En sus des informations qui devaient être fournies en vertu de l’ancien registre fédéral des armes d’épaule, les propriétaires d’armes à feu du Québec devront fournir des informations additionnelles, comme le lieu d’entreposage habituel de leurs armes à feu.

Selon Sheldon Clare : « La seule justification pour cette exigence est de faciliter le travail des policiers, lors d’une saisie éventuelle d’armes à feu.  Encore une fois, le message envoyé par le Québec  est qu’il considère tous les propriétaires comme des criminels en puissance.»

Un autre aspect troublant de la législation est que les entreprises et individus qui vendent ou autrement cèdent une arme à feu sans restriction devront dorénavant que l’acheteur (cessionnaire) est encore éligible à détenir un permis d’arme à feu.   Ils ne pourront plus se fier au permis D’armes à feu exhibé par l’acheteur.  Ils devront au minimum faire une vérification de la validité du permis auprès du Programme canadien des armes à feu, ou du Contrôleur des armes à feu, avant d’effectuer la transaction.

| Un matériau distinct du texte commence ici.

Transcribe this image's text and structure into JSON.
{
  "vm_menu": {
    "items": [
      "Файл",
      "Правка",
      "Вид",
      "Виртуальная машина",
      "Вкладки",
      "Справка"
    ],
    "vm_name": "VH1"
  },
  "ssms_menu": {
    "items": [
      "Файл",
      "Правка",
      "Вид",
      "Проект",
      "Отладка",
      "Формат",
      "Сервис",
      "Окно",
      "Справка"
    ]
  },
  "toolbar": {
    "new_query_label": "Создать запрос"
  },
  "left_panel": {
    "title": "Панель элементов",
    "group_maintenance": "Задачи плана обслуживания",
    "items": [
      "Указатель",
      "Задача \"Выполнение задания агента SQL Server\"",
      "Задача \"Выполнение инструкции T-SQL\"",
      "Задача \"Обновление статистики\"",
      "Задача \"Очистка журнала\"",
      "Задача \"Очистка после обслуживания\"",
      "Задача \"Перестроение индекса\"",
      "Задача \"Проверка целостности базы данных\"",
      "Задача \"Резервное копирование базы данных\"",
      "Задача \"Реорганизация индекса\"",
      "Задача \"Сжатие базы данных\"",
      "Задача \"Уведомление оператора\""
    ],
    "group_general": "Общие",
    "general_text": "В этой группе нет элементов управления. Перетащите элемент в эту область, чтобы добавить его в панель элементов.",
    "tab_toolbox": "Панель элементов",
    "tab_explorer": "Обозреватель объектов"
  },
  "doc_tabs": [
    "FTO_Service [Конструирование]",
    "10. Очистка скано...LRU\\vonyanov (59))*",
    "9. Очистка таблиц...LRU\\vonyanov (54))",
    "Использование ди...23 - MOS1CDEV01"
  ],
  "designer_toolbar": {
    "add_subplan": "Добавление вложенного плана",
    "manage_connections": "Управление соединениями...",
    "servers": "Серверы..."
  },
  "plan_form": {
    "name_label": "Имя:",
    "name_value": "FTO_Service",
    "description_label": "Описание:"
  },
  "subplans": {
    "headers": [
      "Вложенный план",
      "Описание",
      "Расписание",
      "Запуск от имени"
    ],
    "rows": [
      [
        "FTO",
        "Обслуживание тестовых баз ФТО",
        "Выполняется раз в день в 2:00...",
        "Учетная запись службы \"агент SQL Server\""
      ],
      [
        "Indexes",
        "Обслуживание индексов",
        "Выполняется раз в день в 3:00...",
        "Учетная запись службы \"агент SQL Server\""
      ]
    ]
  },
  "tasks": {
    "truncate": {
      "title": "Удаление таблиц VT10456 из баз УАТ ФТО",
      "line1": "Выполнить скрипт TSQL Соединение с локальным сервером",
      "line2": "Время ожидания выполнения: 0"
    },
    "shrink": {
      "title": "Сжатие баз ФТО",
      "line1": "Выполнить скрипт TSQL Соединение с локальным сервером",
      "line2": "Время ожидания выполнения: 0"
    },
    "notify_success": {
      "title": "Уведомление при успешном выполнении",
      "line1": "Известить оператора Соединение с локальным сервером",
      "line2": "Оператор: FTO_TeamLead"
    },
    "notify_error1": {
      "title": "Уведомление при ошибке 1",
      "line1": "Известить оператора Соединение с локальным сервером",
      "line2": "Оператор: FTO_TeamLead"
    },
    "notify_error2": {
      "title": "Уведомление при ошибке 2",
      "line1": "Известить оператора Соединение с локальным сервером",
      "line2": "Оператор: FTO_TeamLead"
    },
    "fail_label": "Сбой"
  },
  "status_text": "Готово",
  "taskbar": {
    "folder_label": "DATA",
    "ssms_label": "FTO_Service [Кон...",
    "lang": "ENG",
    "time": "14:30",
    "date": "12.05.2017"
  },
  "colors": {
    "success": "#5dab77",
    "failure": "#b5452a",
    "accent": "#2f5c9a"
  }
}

Selon Sheldon Clare : « Le Programme Canadien des armes à feu (CFP) n’est en aucune façon en mesure de traiter une telle tâche.  Ils n’ont pas les ressources.  Ce plan est voué à l’échec.  Les entreprises vont en souffrir.  Ce sera encore pire pour les ventes privées et les expositions d’armes à feu, qui opèrent en dehors des heures d’affaires du CFP.  Ces nouvelles règles ajoutent temps et complexité, et il sera dorénavant plus complexe, sinon impossible, de procéder à une vente en vertu des nouvelles exigences. »

Bien que le Ministre de la sécurité publique ait assuré les québécois que la nouvelle loi ne rendrait pas le burinage obligatoire, le Règlement réitère qu’un « numéro  unique », déterminé par le ministre, devra être inscrit de façon indélébile et lisible sur chaque arme à feu.

La seule façon de ce faire est par burinage, estampillage ou gravure au laser.

Toujours selon Sheldon Clare : « Non seulement le Québec s’attaque aux propriétaires d’armes à feu, mais il ne respecte pas ses promesses.  Cette initiative va non seulement être onéreuse pour les propriétaires d’armes à feu, mais elle sera également un cauchemar logistique.  Environ 1.2 million d’armes à feu devront être ainsi marquées sur un très court laps de temps.   Inutile de dire que les armuriers du Québec ne sont pas prêts à accomplir une telle tâche. »

Évidemment, cela s’avérera un exercice de futilité, si la NFA a gain de cause.  La cause a été entendue la semaine dernière et une décision est attendue dans environ deux mois.

La NFA est la plus grande et la plus efficace organisation de défense des droits des propriétaires et utilisateurs d’armes à feu au Canada.